What is it?
- Olive oil is a liquid fat obtained from the olive.
- the olive tree and its fruits are an integral part of the Mediterranean landscape and its culinary traditions.
- its origins can be traced back thousands of years, although no one knows who first had the idea of pressing olives for their oil!
- olive oil is the basis of a lot of Mediterranean dishes throughout the region and every country cultivates their own variety based on the types of olives native to the area.
- this means that the character, flavour and even the colour varies, Italian oil is greener than Spanish and is more peppery tasting whereas Greek oil is darker and stronger in taste.
What’s so great about it?
- in recent years olive oil, which had been appreciated primarily for its culinary contribution, has become associated with the beneficial effects attributed to the Mediterranean Diet.
- olive oil does not contain cholesterol and is composed of around 70 per cent monounsaturated fatty acids, with traces of the anti-oxidant vitamin E.
- Scientific research has revealed it to be especially beneficial for maintaining a healthy health and that it is better for our bodies than the polyunsaturated fats found in other vegetable oils
- it has also been found to have anti-inflammatory properties and a US study revealed that it can be as effective as traditional painkilllers and taking about 3 and 1/2 tablespoons of extra virgin oil is the equivalent of a 200 mg Ibuprofen pill!
- Virgin olive oil is the healthiest as it retains all the nutritional benefits and antioxidants of the fruit. These decrease in the less pure refined oils.
Did you know it is the only vegetable oil that is produced naturally without the use of chemicals or mixed with other oils?
Is olive oil fattening?
- It can be (at around 120 calories per tablespoon) but a little goes a long way and it is a “good” fat.
- In the light of recent scientific research, there has been a rethinking of the role of fat in our diets and it is now viewed as oversimplistic to include or reject certain foods simply on the basis of their calorific values. (See ” Saints not sinners” post)
- Oil is a rich source of energy in our diet and our body needs the right type of fat, in sufficient quantities, to work properly.
- It is a mistake to exclude oil based solely on its calorific value because it can play a vital role as part of a balanced diet and active lifestyle.
Do you find the labels on olive oils confusing? Read on for a quick guide
How olive oil is produced:
- Olive oil production is based on the traditional method of crushing fresh olives for their oil. Some producers still use traditional granite millstones and gear presses, but more efficient hydraulic presses have replaced the old gear ones in many areas. This means that a lot of oil is extracted during “first pressing.”

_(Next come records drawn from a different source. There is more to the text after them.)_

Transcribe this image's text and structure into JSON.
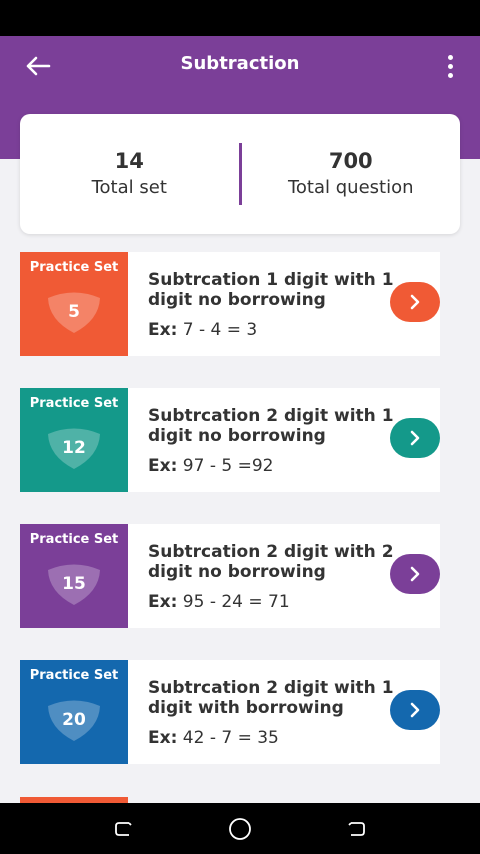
{
  "header": {
    "title": "Subtraction",
    "color": "#7b3f98",
    "back_icon": "arrow-left-icon",
    "menu_icon": "more-vertical-icon"
  },
  "summary": {
    "total_set_value": "14",
    "total_set_label": "Total set",
    "total_question_value": "700",
    "total_question_label": "Total question"
  },
  "sets": [
    {
      "badge_label": "Practice Set",
      "number": "5",
      "title": "Subtrcation 1 digit with 1 digit no borrowing",
      "example_prefix": "Ex:",
      "example": "7 - 4 = 3",
      "color": "#f05a35"
    },
    {
      "badge_label": "Practice Set",
      "number": "12",
      "title": "Subtrcation 2 digit with 1 digit no borrowing",
      "example_prefix": "Ex:",
      "example": "97 - 5 =92",
      "color": "#14998a"
    },
    {
      "badge_label": "Practice Set",
      "number": "15",
      "title": "Subtrcation 2 digit with 2 digit no borrowing",
      "example_prefix": "Ex:",
      "example": "95 - 24 = 71",
      "color": "#7b3f98"
    },
    {
      "badge_label": "Practice Set",
      "number": "20",
      "title": "Subtrcation 2 digit with 1 digit with borrowing",
      "example_prefix": "Ex:",
      "example": "42 - 7 = 35",
      "color": "#1468ae"
    }
  ],
  "nav": {
    "recents_icon": "recent-apps-icon",
    "home_icon": "home-circle-icon",
    "back_icon": "system-back-icon"
  }
}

- The old method meant that olives had to be pressed more than once to extract all the oil. Producers would write “First Pressing” on a label to show that this was the highest grade oil.
- Subsequent pressings were less “pure” as hot water would be poured on the crushed olives to soften them up.
- Other signs of quality are levels of acidity and whether the oil is from a single estate or mixed.
What is meant by acidity levels?
Originally the only way to judge the quality of an oil was by submitting it to the taste test. However as this was subjective, chemical testing was introduced.
Acidity levels are determined by the variety of olive and by production methods, the lower the acidity the better the oil.
Different types of oil:
EVOO (Extra virgin olive oil)
- traditionally from the first pressing, the label also denotes the highest quality and best flavour oil with low acidity (less than 1 per cent).
- To qualify the oil has to pass strict laboratory testing and impress a panel of experts who judge the oils for acidity as well as for aroma, flavour and colour.
Virgin Olive Oil
- The next best quality oil made from unrefined cold pressed oils.
- Maximum acidity level is 2 per cent so it only retains some of its natural flavours
- the oil can be produced from a mix of oils from different estates and still qualify for the label.
Pure Olive Oil
- this is a lower quality oil produced from a mixture of refined and virgin oils.
- Regular olive oil is best for cooking as it is cheaper than virgin and has a higher smoke point (this is the temperature at which the chemicals in the oil break down and become greasy.)
- Virgin olive oil has a lower smoke point so it’s best used in its “raw” state and reserve for salads and dips!